На следующее утро мы с девчурками пересекли реку Делавар, там, где ее пересекал Джордж Вашингтон. Мы поехали на Международную выставку в Нью-Йорке, поглядели на прошлое с точки зрения автомобильной компании Форда и Уолта Диснея и на будущее с точки зрения компании «Дженерал моторс».

А я спросил себя о настоящем: какой оно ширины, какой глубины, сколько мне из него достанется?

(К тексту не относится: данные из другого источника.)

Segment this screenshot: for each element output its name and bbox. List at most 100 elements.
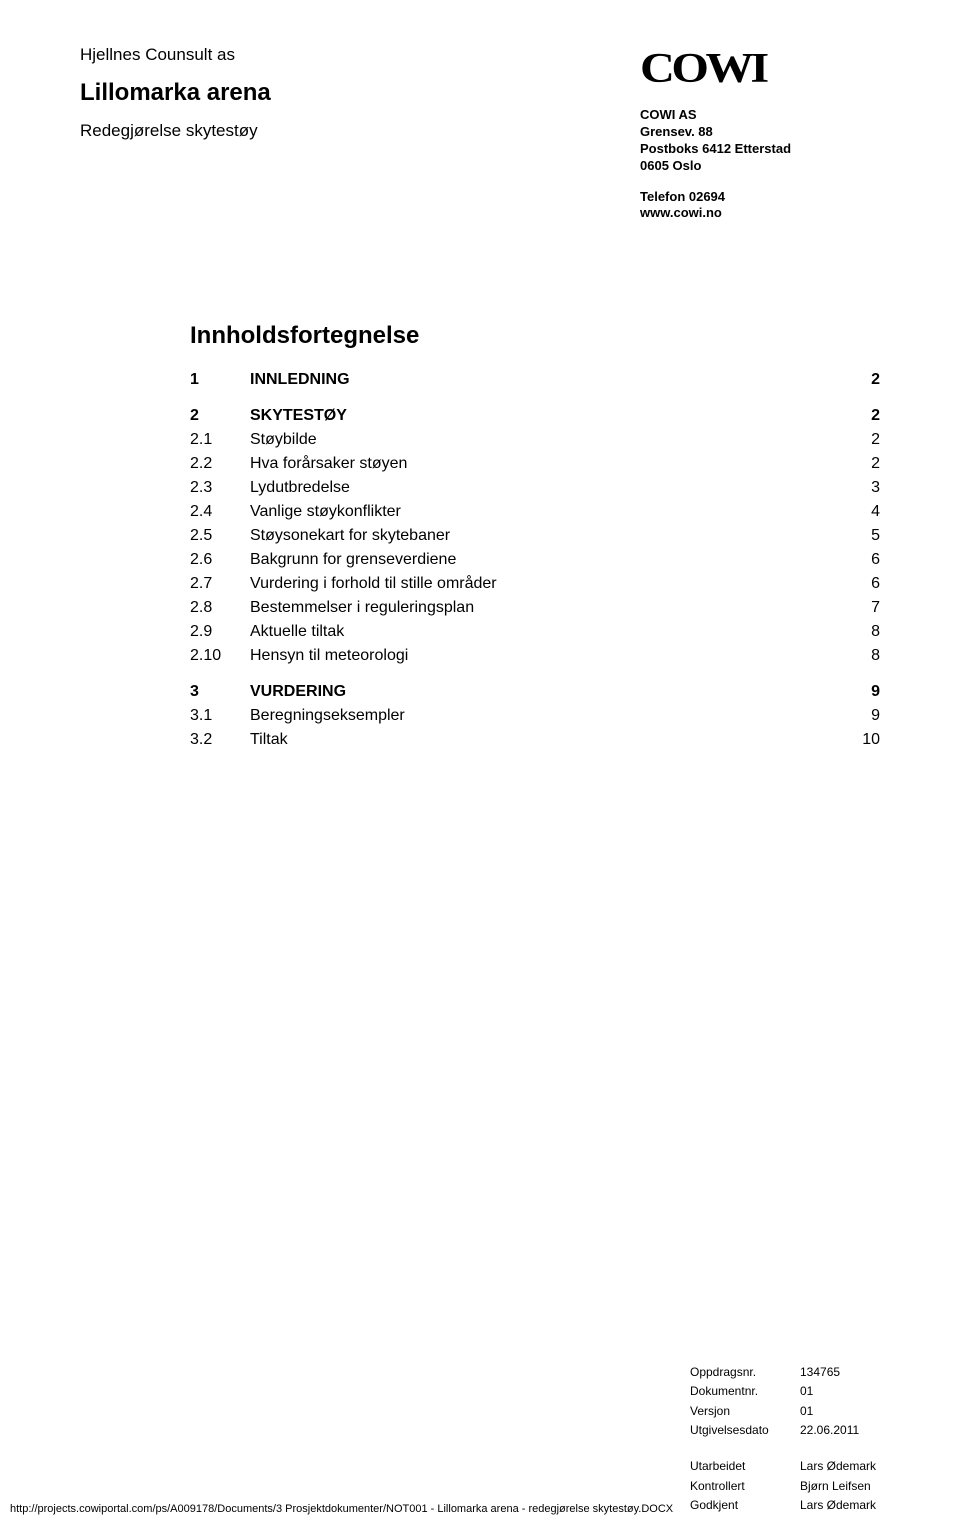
toc-label: Bakgrunn for grenseverdiene bbox=[250, 548, 840, 572]
toc-row: 1INNLEDNING2 bbox=[190, 368, 880, 392]
toc-row: 2.2Hva forårsaker støyen2 bbox=[190, 452, 880, 476]
toc-page: 9 bbox=[840, 704, 880, 728]
toc-label: Hva forårsaker støyen bbox=[250, 452, 840, 476]
toc-label: Hensyn til meteorologi bbox=[250, 644, 840, 668]
toc-num: 2.2 bbox=[190, 452, 250, 476]
toc-label: VURDERING bbox=[250, 680, 840, 704]
toc-row: 2SKYTESTØY2 bbox=[190, 404, 880, 428]
toc-page: 8 bbox=[840, 620, 880, 644]
toc-num: 2.1 bbox=[190, 428, 250, 452]
toc-num: 2 bbox=[190, 404, 250, 428]
footer-meta-key: Godkjent bbox=[690, 1496, 800, 1515]
footer-meta-row: UtarbeidetLars Ødemark bbox=[690, 1457, 900, 1476]
address-web: www.cowi.no bbox=[640, 205, 900, 222]
toc-page: 2 bbox=[840, 428, 880, 452]
toc-num: 3.2 bbox=[190, 728, 250, 752]
toc-num: 2.8 bbox=[190, 596, 250, 620]
meta-val: 22.06.2011 bbox=[800, 1421, 900, 1440]
toc-label: Beregningseksempler bbox=[250, 704, 840, 728]
toc-num: 2.7 bbox=[190, 572, 250, 596]
logo-text: COWI bbox=[640, 45, 766, 93]
toc-row: 2.3Lydutbredelse3 bbox=[190, 476, 880, 500]
toc-label: SKYTESTØY bbox=[250, 404, 840, 428]
meta-key: Oppdragsnr. bbox=[690, 1363, 800, 1382]
toc-num: 2.6 bbox=[190, 548, 250, 572]
toc-page: 10 bbox=[840, 728, 880, 752]
meta-row: Oppdragsnr.134765 bbox=[690, 1363, 900, 1382]
meta-key: Dokumentnr. bbox=[690, 1382, 800, 1401]
toc-section: Innholdsfortegnelse 1INNLEDNING22SKYTEST… bbox=[0, 322, 960, 752]
toc-label: Tiltak bbox=[250, 728, 840, 752]
toc-label: INNLEDNING bbox=[250, 368, 840, 392]
subtitle: Redegjørelse skytestøy bbox=[80, 121, 640, 141]
meta-val: 01 bbox=[800, 1402, 900, 1421]
toc-num: 2.5 bbox=[190, 524, 250, 548]
toc-row: 2.8Bestemmelser i reguleringsplan7 bbox=[190, 596, 880, 620]
meta-row: Versjon01 bbox=[690, 1402, 900, 1421]
meta-row: Dokumentnr.01 bbox=[690, 1382, 900, 1401]
toc-row: 2.6Bakgrunn for grenseverdiene6 bbox=[190, 548, 880, 572]
toc-row: 2.10Hensyn til meteorologi8 bbox=[190, 644, 880, 668]
toc-page: 9 bbox=[840, 680, 880, 704]
header-left: Hjellnes Counsult as Lillomarka arena Re… bbox=[80, 45, 640, 222]
toc-row: 3.2Tiltak10 bbox=[190, 728, 880, 752]
toc-label: Støybilde bbox=[250, 428, 840, 452]
toc-page: 4 bbox=[840, 500, 880, 524]
toc-label: Bestemmelser i reguleringsplan bbox=[250, 596, 840, 620]
toc-group: 1INNLEDNING2 bbox=[190, 368, 880, 392]
footer-meta-val: Lars Ødemark bbox=[800, 1457, 900, 1476]
toc-label: Aktuelle tiltak bbox=[250, 620, 840, 644]
address-city: 0605 Oslo bbox=[640, 158, 900, 175]
toc-page: 6 bbox=[840, 572, 880, 596]
footer-path: http://projects.cowiportal.com/ps/A00917… bbox=[10, 1503, 690, 1515]
address-name: COWI AS bbox=[640, 107, 900, 124]
meta-key: Utgivelsesdato bbox=[690, 1421, 800, 1440]
toc-group: 3VURDERING93.1Beregningseksempler93.2Til… bbox=[190, 680, 880, 752]
toc-page: 7 bbox=[840, 596, 880, 620]
toc-page: 6 bbox=[840, 548, 880, 572]
header-right: COWI COWI AS Grensev. 88 Postboks 6412 E… bbox=[640, 45, 900, 222]
toc-row: 3.1Beregningseksempler9 bbox=[190, 704, 880, 728]
company-name: Hjellnes Counsult as bbox=[80, 45, 640, 65]
toc-num: 3 bbox=[190, 680, 250, 704]
toc-num: 2.3 bbox=[190, 476, 250, 500]
footer-meta: UtarbeidetLars ØdemarkKontrollertBjørn L… bbox=[690, 1457, 900, 1515]
toc-num: 2.4 bbox=[190, 500, 250, 524]
toc-label: Vurdering i forhold til stille områder bbox=[250, 572, 840, 596]
toc-row: 3VURDERING9 bbox=[190, 680, 880, 704]
toc-num: 2.10 bbox=[190, 644, 250, 668]
toc-row: 2.5Støysonekart for skytebaner5 bbox=[190, 524, 880, 548]
toc-page: 8 bbox=[840, 644, 880, 668]
footer-block: http://projects.cowiportal.com/ps/A00917… bbox=[10, 1457, 900, 1515]
cowi-logo: COWI bbox=[640, 45, 900, 93]
footer-meta-key: Kontrollert bbox=[690, 1477, 800, 1496]
toc-row: 2.1Støybilde2 bbox=[190, 428, 880, 452]
address-phone: Telefon 02694 bbox=[640, 189, 900, 206]
toc-row: 2.4Vanlige støykonflikter4 bbox=[190, 500, 880, 524]
meta-row: Utgivelsesdato22.06.2011 bbox=[690, 1421, 900, 1440]
toc-num: 1 bbox=[190, 368, 250, 392]
toc-num: 3.1 bbox=[190, 704, 250, 728]
address-block: COWI AS Grensev. 88 Postboks 6412 Etters… bbox=[640, 107, 900, 222]
meta-block: Oppdragsnr.134765Dokumentnr.01Versjon01U… bbox=[690, 1363, 900, 1440]
toc-page: 2 bbox=[840, 368, 880, 392]
toc-row: 2.9Aktuelle tiltak8 bbox=[190, 620, 880, 644]
toc-page: 2 bbox=[840, 452, 880, 476]
toc-row: 2.7Vurdering i forhold til stille område… bbox=[190, 572, 880, 596]
toc-label: Lydutbredelse bbox=[250, 476, 840, 500]
footer-meta-val: Lars Ødemark bbox=[800, 1496, 900, 1515]
footer-meta-row: KontrollertBjørn Leifsen bbox=[690, 1477, 900, 1496]
meta-val: 01 bbox=[800, 1382, 900, 1401]
footer-meta-row: GodkjentLars Ødemark bbox=[690, 1496, 900, 1515]
toc-page: 5 bbox=[840, 524, 880, 548]
toc-title: Innholdsfortegnelse bbox=[190, 322, 880, 350]
toc-num: 2.9 bbox=[190, 620, 250, 644]
toc-body: 1INNLEDNING22SKYTESTØY22.1Støybilde22.2H… bbox=[190, 368, 880, 752]
meta-key: Versjon bbox=[690, 1402, 800, 1421]
project-title: Lillomarka arena bbox=[80, 79, 640, 107]
toc-page: 2 bbox=[840, 404, 880, 428]
toc-page: 3 bbox=[840, 476, 880, 500]
toc-label: Støysonekart for skytebaner bbox=[250, 524, 840, 548]
toc-group: 2SKYTESTØY22.1Støybilde22.2Hva forårsake… bbox=[190, 404, 880, 668]
footer-meta-key: Utarbeidet bbox=[690, 1457, 800, 1476]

В течение двух следующих лет я вел творческий семинар в знаменитом кабинете писателя при университете штата Айова. Я попал в невероятнейший переплет, потом выбрался из него. Преподавал я во вторую половину дня. По утрам я писал. Мешать мне не разрешалось. Я работал над моей знаменитой книгой о Дрездене.

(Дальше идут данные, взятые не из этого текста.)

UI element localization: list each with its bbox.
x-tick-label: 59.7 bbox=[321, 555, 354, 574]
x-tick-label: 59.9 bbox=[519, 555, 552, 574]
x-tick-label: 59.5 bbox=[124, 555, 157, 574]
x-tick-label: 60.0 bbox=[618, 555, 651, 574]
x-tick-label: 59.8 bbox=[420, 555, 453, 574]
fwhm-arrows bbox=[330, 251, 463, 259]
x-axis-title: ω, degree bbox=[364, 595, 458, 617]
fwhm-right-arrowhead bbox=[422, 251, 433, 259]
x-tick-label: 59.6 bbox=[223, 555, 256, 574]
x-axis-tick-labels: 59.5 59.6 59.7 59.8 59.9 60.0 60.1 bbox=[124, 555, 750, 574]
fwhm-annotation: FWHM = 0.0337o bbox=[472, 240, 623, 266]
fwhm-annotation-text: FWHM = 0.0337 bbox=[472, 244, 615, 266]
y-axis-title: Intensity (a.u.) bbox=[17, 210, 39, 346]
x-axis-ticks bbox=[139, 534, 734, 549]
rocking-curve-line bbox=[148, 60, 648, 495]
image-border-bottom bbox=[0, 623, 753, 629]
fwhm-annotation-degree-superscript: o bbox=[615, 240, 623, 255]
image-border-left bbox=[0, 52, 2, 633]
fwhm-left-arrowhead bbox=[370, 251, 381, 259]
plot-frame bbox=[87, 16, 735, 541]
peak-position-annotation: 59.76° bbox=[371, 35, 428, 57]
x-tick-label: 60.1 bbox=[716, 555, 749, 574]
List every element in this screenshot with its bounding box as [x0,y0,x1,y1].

А где-то там милейший человек по имени Симор Лоуренс заключил со мной договор на три книги, и я ему сказал:

– Ладно, первой из трех будет моя знаменитая книга про Дрезден.

Друзья Симора Лоуренса зовут его «Сэм», и теперь я говорю Сэму:

– Сэм, вот она, эта книга.

Книга такая короткая, такая путаная, Сэм, потому что ничего вразумительного про бойню написать нельзя. Всем положено умереть, навеки замолчать и уже никогда ничего не хотеть. После бойни должна наступить полнейшая тишина, да и вправду все затихает, кроме птиц.

А что скажут птицы? Одно они только и могут сказать о бойне: «Пьюти-фьют?»

Я сказал своим сыновьям, чтобы они ни в коем случае не принимали участия в бойнях и чтобы, услышав об избиении врагов, они не испытывали бы ни радости, ни удовлетворения.

И еще я им сказал, чтобы они не работали на те компании, которые производят механизмы для массовых убийств, и с презрением относились бы к людям, считающим, что такие механизмы нам необходимы.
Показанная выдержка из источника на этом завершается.